More broadly, by reversing the Reagan formula, Biden seems happy to constrict the supply side with new taxes and regulation, even as he cranks up the demand side with more spending. So inflation is already here, and stagflation looms dead ahead. (In fact, here at Breitbart News, this author has chronicled the many ways in which Biden seems determined, or at least destined, to repeat Jimmy Carter’s policies.)
To be sure, many MSM-approved experts are still saying that Biden is doing fine. And yet a few surviving Baby Boomer liberals today are sounding the alarm, warning younger liberals–who have no memory of the Great Inflation of the ’70s, and not enough book-learning, obviously–about the tidal wave to come.
One such warning voice comes from Ed Kilgore; writing in New York magazine, he called inflation “poison for progressive politics.” And another warner is Timothy Noah; in the pages of The New Republic, he declared, “Inflation is death to progressive governance because it makes people feel that the government is spinning madly out of control.”
Interestingly, both writers took on a notably resigned tone; that is, neither seemed optimistic that the youngsters were going to heed the advice of their elders. We can observe: As with so many things, every new generation seems to think that the old rules apply only to geezers; for the young, This time it’s different. And this is how each generation usually learns the hard way.
Yet in the meantime, over the next few years, the broad mass of voters–the folks that Kilgore and Noah are worried about–will get a say. And if history is a guide (and it is), the folks won’t like stagflation.

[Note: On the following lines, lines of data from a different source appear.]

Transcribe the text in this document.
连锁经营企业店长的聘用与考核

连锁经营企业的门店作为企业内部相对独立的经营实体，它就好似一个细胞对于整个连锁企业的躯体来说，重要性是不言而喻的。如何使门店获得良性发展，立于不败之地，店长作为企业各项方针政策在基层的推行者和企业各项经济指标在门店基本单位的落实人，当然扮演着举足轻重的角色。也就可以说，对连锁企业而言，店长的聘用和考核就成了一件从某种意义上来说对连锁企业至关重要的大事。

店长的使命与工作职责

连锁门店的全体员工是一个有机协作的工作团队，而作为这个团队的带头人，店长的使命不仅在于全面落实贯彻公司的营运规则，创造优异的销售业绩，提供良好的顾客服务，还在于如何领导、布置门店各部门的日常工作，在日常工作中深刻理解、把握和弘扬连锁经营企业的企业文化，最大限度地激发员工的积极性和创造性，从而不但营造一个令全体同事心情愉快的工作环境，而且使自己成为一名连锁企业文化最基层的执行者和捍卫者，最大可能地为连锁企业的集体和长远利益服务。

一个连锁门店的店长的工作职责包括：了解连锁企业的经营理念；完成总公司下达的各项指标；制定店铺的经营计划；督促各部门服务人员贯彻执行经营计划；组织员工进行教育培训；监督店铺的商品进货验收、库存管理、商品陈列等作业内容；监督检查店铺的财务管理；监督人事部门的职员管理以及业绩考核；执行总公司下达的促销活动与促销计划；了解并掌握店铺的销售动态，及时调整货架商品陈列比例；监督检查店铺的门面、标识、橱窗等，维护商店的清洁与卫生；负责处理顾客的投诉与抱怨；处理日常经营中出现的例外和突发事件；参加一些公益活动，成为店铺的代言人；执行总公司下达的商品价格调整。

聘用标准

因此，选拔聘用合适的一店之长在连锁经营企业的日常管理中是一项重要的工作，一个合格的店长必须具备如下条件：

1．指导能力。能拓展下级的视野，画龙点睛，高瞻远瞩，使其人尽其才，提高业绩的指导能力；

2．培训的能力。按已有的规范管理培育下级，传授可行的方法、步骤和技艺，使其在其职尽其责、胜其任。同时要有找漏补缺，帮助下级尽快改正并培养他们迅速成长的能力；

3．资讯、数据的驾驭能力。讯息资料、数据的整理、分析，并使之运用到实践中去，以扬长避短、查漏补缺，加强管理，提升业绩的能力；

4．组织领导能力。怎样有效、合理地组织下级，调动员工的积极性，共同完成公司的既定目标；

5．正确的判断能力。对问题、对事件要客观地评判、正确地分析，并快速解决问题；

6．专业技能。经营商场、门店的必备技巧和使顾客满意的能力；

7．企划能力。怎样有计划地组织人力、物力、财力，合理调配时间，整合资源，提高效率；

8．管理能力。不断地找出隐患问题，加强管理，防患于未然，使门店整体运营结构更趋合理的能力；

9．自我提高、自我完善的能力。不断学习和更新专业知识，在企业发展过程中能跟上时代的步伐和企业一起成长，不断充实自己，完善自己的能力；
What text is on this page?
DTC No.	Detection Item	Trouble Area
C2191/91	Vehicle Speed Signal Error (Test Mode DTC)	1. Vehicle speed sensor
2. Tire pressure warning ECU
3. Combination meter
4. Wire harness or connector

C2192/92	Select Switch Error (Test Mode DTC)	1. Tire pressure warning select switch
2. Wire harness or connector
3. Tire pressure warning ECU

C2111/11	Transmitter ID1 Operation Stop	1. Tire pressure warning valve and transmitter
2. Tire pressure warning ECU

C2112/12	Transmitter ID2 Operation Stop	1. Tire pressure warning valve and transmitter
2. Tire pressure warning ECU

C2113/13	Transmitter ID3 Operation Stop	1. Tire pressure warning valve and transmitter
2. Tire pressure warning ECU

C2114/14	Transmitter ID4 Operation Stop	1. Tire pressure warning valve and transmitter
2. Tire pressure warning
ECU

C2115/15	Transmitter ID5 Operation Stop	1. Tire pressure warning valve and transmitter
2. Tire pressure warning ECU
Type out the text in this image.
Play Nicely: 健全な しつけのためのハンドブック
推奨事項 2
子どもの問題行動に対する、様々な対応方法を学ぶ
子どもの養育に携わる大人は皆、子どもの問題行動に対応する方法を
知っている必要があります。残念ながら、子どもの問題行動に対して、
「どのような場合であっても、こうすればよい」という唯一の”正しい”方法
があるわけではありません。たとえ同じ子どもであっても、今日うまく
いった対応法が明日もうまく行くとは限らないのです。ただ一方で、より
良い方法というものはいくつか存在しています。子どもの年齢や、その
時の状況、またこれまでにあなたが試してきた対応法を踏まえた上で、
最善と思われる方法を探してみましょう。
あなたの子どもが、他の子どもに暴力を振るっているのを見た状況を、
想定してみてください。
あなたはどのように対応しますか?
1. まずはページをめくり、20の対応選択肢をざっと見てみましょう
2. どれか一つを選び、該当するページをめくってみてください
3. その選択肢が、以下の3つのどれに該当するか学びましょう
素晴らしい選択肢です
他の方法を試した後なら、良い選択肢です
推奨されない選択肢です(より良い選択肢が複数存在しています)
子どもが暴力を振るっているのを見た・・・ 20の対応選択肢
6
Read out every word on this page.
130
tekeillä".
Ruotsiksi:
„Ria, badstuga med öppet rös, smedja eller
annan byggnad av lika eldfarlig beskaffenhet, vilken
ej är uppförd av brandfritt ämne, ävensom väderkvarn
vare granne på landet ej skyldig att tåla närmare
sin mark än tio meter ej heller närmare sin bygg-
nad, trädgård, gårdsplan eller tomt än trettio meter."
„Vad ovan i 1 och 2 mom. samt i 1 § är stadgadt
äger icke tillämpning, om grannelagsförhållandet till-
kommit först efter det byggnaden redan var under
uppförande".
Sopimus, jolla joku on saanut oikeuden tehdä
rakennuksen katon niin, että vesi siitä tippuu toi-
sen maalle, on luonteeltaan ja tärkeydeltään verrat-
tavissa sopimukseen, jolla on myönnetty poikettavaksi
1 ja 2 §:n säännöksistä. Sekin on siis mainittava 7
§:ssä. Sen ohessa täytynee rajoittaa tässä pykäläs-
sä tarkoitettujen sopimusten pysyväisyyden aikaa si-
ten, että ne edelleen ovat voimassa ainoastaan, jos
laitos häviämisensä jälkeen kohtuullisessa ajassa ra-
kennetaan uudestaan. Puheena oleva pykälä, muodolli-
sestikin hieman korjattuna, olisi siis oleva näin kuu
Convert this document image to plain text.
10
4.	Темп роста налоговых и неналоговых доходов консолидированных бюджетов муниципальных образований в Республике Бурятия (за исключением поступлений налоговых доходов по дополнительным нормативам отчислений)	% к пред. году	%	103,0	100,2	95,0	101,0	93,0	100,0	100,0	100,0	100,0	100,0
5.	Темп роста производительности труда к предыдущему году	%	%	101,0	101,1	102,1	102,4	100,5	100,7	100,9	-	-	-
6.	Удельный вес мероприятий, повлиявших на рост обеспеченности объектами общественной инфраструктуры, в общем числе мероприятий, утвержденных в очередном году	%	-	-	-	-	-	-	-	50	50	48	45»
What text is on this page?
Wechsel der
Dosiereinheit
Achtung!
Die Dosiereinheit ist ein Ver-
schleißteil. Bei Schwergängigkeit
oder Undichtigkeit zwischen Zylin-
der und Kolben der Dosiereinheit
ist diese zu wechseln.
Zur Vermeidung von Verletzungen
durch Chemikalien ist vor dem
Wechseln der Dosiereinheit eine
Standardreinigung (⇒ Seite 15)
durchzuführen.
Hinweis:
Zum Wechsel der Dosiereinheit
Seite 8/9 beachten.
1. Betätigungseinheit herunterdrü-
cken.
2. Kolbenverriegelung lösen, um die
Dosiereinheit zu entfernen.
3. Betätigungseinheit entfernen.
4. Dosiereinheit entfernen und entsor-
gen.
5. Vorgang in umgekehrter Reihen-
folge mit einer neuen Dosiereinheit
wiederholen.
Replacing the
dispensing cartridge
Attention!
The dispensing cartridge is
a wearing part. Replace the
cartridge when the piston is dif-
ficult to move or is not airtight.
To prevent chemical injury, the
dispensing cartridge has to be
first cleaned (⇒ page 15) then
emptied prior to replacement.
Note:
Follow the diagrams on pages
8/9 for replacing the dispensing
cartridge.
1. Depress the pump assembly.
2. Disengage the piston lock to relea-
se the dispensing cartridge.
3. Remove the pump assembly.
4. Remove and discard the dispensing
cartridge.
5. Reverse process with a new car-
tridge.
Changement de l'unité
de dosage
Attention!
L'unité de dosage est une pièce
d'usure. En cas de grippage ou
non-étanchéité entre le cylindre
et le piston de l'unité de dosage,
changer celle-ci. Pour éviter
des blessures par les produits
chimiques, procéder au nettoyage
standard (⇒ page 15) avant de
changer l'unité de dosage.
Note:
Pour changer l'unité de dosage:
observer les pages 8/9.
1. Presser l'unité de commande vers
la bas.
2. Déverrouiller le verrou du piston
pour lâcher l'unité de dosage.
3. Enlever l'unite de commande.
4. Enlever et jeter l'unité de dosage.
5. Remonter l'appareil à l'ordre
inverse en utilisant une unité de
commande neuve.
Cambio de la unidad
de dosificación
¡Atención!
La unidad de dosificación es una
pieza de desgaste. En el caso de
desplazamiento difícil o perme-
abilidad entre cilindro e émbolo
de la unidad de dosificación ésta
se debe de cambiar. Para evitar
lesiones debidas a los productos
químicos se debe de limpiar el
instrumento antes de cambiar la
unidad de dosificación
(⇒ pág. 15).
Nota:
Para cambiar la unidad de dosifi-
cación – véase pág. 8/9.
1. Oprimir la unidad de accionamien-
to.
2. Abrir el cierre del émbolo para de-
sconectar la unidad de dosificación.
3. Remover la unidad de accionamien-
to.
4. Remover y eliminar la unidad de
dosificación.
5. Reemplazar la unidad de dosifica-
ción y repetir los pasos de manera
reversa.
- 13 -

In fact, instinctively, many voters will be looking to the supply-side, thinking about not only tax cuts and more energy as a source of growth, but also about other supply-expanding policies. For instance, there’s Operation Warp Speed, which lights a beacon on the path toward the fast-track production of innovative medicines. And there’s space tourism, which could be the launchpad for a host of new space ventures and industries. These and other tech breakthroughs would increase supply, and thus would help hold down prices.
Yet in the short run, as we look for historical precedents to inform our political thinking, we might look back to the political capper on the 1970s, which was the 1980 election. In that year, Jimmy Carter’s demand-side pessimism was pitched against Reagan’s supply-side optimism.
Reagan won that election in a landslide, and that victory provides a promising template for 2024.